Another ovarian cancer researcher cautioned against exuberant optimism about either Mor’s test or any other multiplex ovarian cancer assay. While praising both the use of separate training and test sets and the reported sensitivity and specificity of the assay, Daniel W. Chan, PhD, Professor of Pathology, Oncology, Radiology, and Urology at The Johns Hopkins University, said the data must hold up in further validation. He is Director, Clinical Chemistry and Co-Director of the Pathology Core Lab at Johns Hopkins University Hospital in Baltimore, MD, and is working on another ovarian cancer panel for early detection that he plans to submit to the FDA soon. Detailed in a 2004 paper (Cancer Research 2004; 64: 5882–5890), his panel was the first designed for early detection and has been licensed to Vermillion in Fremont, Calif. “Lab people are skeptical when it comes to research about multiplex tests. If it seems too good to be true, it usually is. Labs are very careful not to jump into a new test unless they see that is works as well as what’s claimed.”
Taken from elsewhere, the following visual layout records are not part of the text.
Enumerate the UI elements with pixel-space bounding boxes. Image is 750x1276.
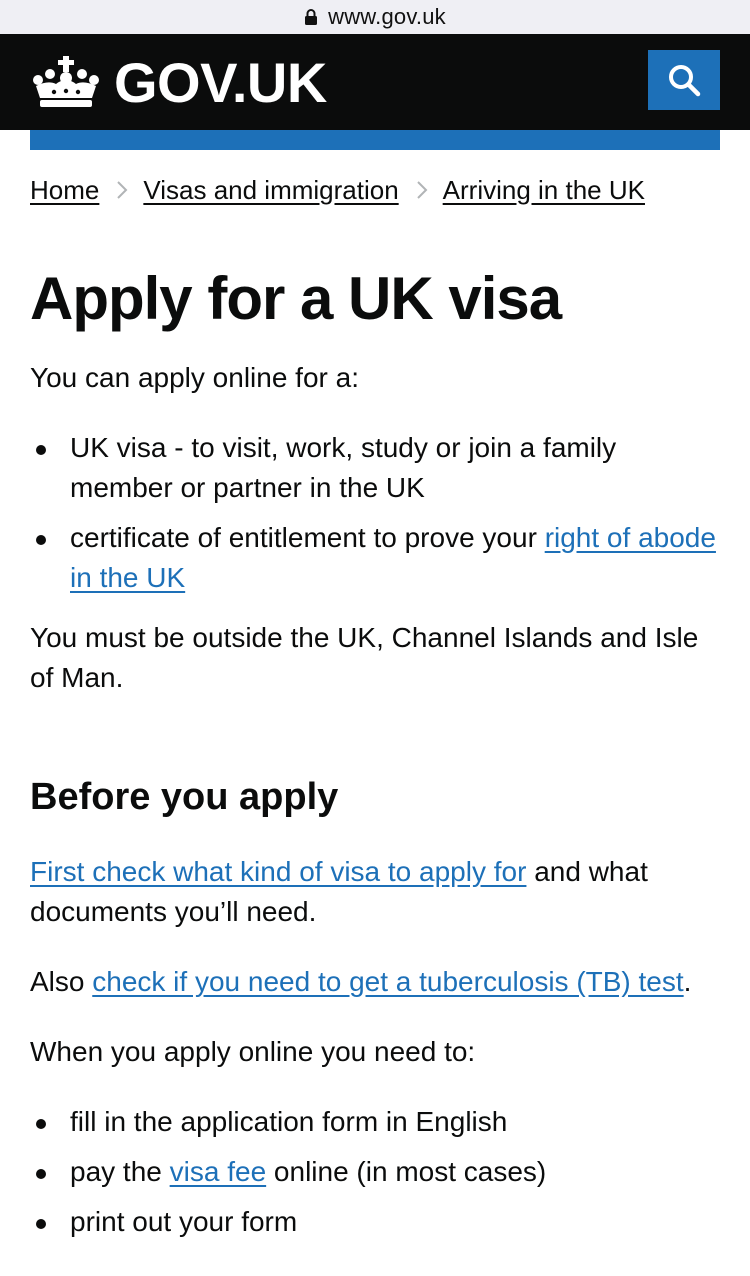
crown-icon xyxy=(33,56,99,107)
site-header: GOV.UK xyxy=(0,34,750,130)
breadcrumb: Home Visas and immigration Arriving in t… xyxy=(30,170,645,210)
apply-for-list: UK visa - to visit, work, study or join … xyxy=(30,428,720,598)
visa-type-link[interactable]: First check what kind of visa to apply f… xyxy=(30,856,526,887)
list-item-text: certificate of entitlement to prove your xyxy=(70,522,545,553)
list-item: pay the visa fee online (in most cases) xyxy=(30,1152,720,1192)
before-you-apply-heading: Before you apply xyxy=(30,776,339,818)
search-button[interactable] xyxy=(648,50,720,110)
breadcrumb-arriving-link[interactable]: Arriving in the UK xyxy=(443,175,645,206)
list-item-text: fill in the application form in English xyxy=(70,1106,508,1137)
visa-fee-link[interactable]: visa fee xyxy=(170,1156,267,1187)
page-title: Apply for a UK visa xyxy=(30,265,562,332)
list-item-text: print out your form xyxy=(70,1206,298,1237)
url-text: www.gov.uk xyxy=(328,4,446,29)
search-icon xyxy=(669,65,701,97)
lock-icon xyxy=(305,9,318,25)
govuk-logo[interactable]: GOV.UK xyxy=(30,44,327,120)
intro-text: You can apply online for a: xyxy=(30,362,359,393)
list-item-text: pay the xyxy=(70,1156,170,1187)
list-item: print out your form xyxy=(30,1202,720,1242)
list-item: fill in the application form in English xyxy=(30,1102,720,1142)
list-item-text: UK visa - to visit, work, study or join … xyxy=(70,432,617,503)
apply-steps-list: fill in the application form in English … xyxy=(30,1102,720,1242)
header-blue-stripe xyxy=(30,130,720,150)
list-item-text: online (in most cases) xyxy=(266,1156,547,1187)
first-check-paragraph: First check what kind of visa to apply f… xyxy=(30,852,720,932)
tb-test-link[interactable]: check if you need to get a tuberculosis … xyxy=(92,966,683,997)
outside-uk-text: You must be outside the UK, Channel Isla… xyxy=(30,622,699,693)
list-item: certificate of entitlement to prove your… xyxy=(30,518,720,598)
chevron-right-icon xyxy=(416,181,428,199)
logo-text: GOV.UK xyxy=(114,50,327,114)
list-item: UK visa - to visit, work, study or join … xyxy=(30,428,720,508)
tb-test-paragraph: Also check if you need to get a tubercul… xyxy=(30,962,720,1002)
browser-url-bar[interactable]: www.gov.uk xyxy=(0,0,750,34)
when-apply-text: When you apply online you need to: xyxy=(30,1036,476,1067)
breadcrumb-home-link[interactable]: Home xyxy=(30,175,99,206)
also-text: Also xyxy=(30,966,93,997)
main-content: Apply for a UK visa You can apply online… xyxy=(30,262,720,1252)
breadcrumb-visas-link[interactable]: Visas and immigration xyxy=(143,175,398,206)
period-text: . xyxy=(683,966,692,997)
chevron-right-icon xyxy=(117,181,128,199)
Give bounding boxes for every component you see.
Noting that Mor’s study based its calculations of specificity and sensitivity on samples from women at all four stages of ovarian cancer, Chan commented, “It’s questionable if those figures are applicable to screening situations.” He added that the test’s use of six markers could make it cumbersome to set up. “But if the test were available, labs could do it,” he said, noting the test must hold up in validation in multiple populations that harbor various types of ovarian cancer.
In the not so distant future, labs should expect to be using multiplex tests to diagnose ovarian and other cancers, Mor and Chan agreed. “There’s no magic bullet here. There’s no one protein that’s specific to an organ. We need to put them together to create a profile,” Mor explained. Added Chan, “Labs need to recognize that that multiplex tests represent the future of cancer diagnosis. So everyone needs to be thinking about how to gear up lab operations to accommodate them.”